Just so we’re clear.
I also don’t own an iron, which definitely slams the brakes on any auspices of adulthood. This isn’t the result of some long-standing grudge against The Man or refusal to be a cog in the corporate machine (although that does sound luxuriously adolescent, doesn’t it?), but rather, straight up forgetfulness. I’ve been meaning to get a new one… but I am too youthful to actually remember that when I’m at Target or wherever you old-asses go to buy irons in this city. God forbid I make a list or something. I also cannot pronounce iron correctly, owing to learning English – my second language – in Alabama, so I rarely think the word and even more rarely say it aloud. Maturity wouldn’t care!

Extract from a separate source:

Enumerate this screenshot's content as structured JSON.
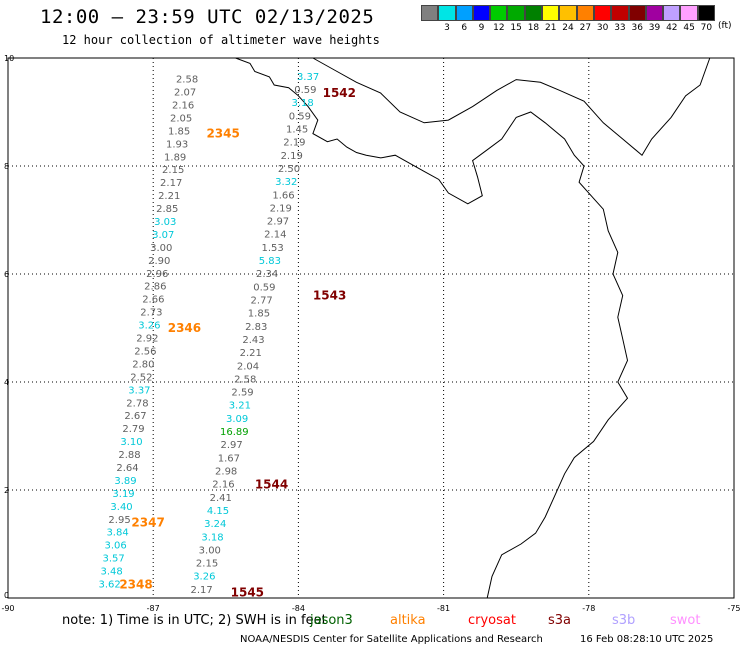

THE POINT IS, I only remember it when I need to put on this charade of adulthood in the morning. I imagine plenty of you are in the same boat: 1 wrinkly button-down standing in in the way of that paycheck, and by god! We are gonna make it out of the house today, looking like chewed-up ass or not. Worry not, Brokeasses, we’ll get that skrilla yet. I’ve got a (free?) trick for ya.
Fake it ’till you make it: Unwrinkling things without an iron
1. Rescue wrinkly thing from heap of clothing on floor.
2. Hang it on a wire hanger.
3. Turn the shower up as hot as it will go.
4. Hang the offending article up in the bathroom where it will get the most steam.
5. Shut bathroom door, go make yourself a coffee, read the New York Times and thrill in your own maturity.
6. After a while, go retrieve it from the sauna you’ve created.
7. Tug out the wrinkles.
There you have it, folks. The key to looking like you have your shit together is arriving vaguely unrumpled, and as it turns out, that’s pretty easy. Now you have no excuse not to go forth and convince everyone of your full-grown status.
Even if you did have taquitos for breakfast this morning. And are still giggling about the fact that I just said “tug out.”